Un conocido mío se dedica (¡vaya dedicación!) a contar las veces que determinados personajes públicos aparecen en las páginas de un periódico. Lo hace por pasatiempo, dice --yo creo que por nostalgia de La Codorniz--, pero los tilda de narcisistas y pigmaliones. En la antigua Grecia el mito de Narciso describe a un joven bello, pero harto vanidoso, pendiente de sí mismo, un rompecorazones, que, al fin, muere absorto ante su imagen reflejada en un estanque; todo urdido por la diosa Némesis. Por otra parte, Pigmalión es un escultor que talla la imagen de Galatea y se enamora de ella hasta conseguir que Afrodita le dé vida. Hasta aquí los mitos.

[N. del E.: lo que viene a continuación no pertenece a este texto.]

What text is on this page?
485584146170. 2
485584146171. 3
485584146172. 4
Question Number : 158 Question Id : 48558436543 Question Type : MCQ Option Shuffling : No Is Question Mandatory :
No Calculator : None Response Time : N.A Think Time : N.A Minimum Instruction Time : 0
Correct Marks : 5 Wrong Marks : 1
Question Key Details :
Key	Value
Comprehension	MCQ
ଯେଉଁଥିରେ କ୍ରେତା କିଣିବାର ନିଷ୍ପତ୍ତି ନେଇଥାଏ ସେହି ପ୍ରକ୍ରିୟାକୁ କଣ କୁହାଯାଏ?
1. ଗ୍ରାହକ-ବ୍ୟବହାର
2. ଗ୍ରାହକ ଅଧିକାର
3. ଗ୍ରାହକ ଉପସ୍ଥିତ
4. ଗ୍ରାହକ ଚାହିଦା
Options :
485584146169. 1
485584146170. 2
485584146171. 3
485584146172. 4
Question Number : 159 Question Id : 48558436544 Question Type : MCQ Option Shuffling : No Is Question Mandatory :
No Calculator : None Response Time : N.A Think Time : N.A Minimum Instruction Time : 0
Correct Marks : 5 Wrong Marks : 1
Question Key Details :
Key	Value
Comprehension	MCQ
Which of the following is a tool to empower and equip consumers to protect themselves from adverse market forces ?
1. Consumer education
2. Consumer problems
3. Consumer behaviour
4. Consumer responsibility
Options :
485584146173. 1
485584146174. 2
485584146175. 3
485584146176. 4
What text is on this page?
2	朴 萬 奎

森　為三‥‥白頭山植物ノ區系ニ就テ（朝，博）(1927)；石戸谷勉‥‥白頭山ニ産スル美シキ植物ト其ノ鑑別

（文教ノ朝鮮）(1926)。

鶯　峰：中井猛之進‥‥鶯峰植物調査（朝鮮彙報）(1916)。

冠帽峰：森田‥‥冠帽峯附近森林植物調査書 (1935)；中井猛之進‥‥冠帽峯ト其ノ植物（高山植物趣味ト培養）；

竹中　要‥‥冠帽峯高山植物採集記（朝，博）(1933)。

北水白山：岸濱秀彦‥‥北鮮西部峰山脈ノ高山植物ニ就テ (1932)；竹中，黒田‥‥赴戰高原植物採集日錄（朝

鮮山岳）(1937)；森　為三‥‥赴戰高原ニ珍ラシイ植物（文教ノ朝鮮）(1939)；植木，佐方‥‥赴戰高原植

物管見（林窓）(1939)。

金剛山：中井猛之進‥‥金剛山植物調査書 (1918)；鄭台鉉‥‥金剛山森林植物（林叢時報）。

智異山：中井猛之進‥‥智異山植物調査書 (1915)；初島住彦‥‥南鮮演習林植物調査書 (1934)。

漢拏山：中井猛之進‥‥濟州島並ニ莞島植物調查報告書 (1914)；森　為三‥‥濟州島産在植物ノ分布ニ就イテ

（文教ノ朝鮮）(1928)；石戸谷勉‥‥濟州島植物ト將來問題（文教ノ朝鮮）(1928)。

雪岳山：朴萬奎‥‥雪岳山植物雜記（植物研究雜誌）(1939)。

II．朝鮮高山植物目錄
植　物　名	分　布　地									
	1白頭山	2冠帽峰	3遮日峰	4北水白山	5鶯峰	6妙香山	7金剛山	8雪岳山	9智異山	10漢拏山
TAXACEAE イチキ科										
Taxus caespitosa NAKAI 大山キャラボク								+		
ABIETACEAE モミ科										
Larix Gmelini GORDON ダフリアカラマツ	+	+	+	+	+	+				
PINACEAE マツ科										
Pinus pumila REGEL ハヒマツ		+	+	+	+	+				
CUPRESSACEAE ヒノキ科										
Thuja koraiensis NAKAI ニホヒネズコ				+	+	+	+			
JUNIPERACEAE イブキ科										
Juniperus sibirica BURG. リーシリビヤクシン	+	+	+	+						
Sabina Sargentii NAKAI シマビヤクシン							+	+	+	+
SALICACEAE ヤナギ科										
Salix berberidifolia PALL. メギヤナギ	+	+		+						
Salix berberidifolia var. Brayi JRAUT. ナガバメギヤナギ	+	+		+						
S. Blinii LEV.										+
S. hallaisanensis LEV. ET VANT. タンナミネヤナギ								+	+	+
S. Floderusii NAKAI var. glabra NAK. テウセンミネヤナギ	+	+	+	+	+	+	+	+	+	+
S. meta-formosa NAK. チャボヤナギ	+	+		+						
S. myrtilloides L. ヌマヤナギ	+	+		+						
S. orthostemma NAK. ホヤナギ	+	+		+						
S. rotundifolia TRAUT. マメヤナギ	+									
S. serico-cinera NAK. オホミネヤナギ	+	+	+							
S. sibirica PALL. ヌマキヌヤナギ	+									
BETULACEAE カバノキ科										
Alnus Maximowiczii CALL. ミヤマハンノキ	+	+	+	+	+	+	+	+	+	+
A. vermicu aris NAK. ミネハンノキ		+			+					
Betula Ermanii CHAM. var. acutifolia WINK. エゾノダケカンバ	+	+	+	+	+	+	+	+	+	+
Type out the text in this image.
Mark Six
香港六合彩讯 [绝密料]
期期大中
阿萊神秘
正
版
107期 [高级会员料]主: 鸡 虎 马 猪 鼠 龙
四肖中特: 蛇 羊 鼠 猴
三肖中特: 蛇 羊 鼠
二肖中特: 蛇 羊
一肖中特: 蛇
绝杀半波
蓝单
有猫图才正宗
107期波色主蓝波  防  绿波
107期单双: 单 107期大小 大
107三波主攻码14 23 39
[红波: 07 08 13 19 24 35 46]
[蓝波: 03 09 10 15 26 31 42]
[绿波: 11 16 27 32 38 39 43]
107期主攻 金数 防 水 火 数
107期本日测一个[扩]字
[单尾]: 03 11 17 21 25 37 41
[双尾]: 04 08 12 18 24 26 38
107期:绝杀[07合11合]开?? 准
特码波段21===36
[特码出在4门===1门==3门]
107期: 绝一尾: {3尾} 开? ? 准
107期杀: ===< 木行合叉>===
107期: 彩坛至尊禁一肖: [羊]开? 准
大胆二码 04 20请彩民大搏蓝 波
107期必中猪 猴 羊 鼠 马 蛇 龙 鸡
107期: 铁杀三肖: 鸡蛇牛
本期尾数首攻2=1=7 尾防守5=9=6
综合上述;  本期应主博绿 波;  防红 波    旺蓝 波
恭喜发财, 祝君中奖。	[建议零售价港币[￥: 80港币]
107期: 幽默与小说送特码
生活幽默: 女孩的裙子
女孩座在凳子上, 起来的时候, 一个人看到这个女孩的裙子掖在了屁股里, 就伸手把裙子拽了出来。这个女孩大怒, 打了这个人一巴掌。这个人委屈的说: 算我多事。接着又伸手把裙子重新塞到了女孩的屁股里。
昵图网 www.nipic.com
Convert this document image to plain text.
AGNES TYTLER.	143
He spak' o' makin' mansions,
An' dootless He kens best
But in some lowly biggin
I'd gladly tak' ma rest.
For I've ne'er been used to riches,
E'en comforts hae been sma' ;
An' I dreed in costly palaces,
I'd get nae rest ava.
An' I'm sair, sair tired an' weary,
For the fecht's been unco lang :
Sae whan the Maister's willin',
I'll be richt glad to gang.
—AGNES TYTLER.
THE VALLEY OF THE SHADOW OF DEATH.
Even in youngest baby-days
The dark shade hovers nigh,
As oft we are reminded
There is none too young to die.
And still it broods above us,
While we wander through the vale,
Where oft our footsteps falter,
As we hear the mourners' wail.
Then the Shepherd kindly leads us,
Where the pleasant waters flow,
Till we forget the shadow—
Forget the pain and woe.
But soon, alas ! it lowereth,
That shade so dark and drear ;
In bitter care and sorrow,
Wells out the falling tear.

Hoy, al igual que en tiempos pretéritos, vemos con demasiada frecuencia a personajes públicos prendados de su imagen, sonrisa puesta y verbo fácil, aunque sin llegar, muchas veces, a ese narcisismo exacerbado del mito, pero sí, al menos, a un buen estado de autocomplacencia. Cuida de su imagen, pero no se preocupa demasiado de su obra. Si para ello tiene que recurrir a la mentira, pues lo hace, y sufre, al menos, dos veces: ni cree ni es creído, como alguien dijo. Este es el Narciso. Otros, en cambio, se parecen a Pigmalión: prendados más que de su imagen –que también-, lo están de su obra, enamorados de lo que dicen haber hecho hasta convertir su satisfacción en una realidad, paradójicamente virtual y utópica. «Sobrevalorar algo –decía ya Baltasar Gracián-- es una forma de mentir». Y esto es también muy frecuente.

Entre los narcisos y los pigmaliones hay una gradación infinita de posibilidades. El lector los encontrará en esos personajes que aparecen en los medios y que mi conocido va recogiendo día tras día en esa interminable lista gráfica. Pero sensatos también los hay, aunque menos.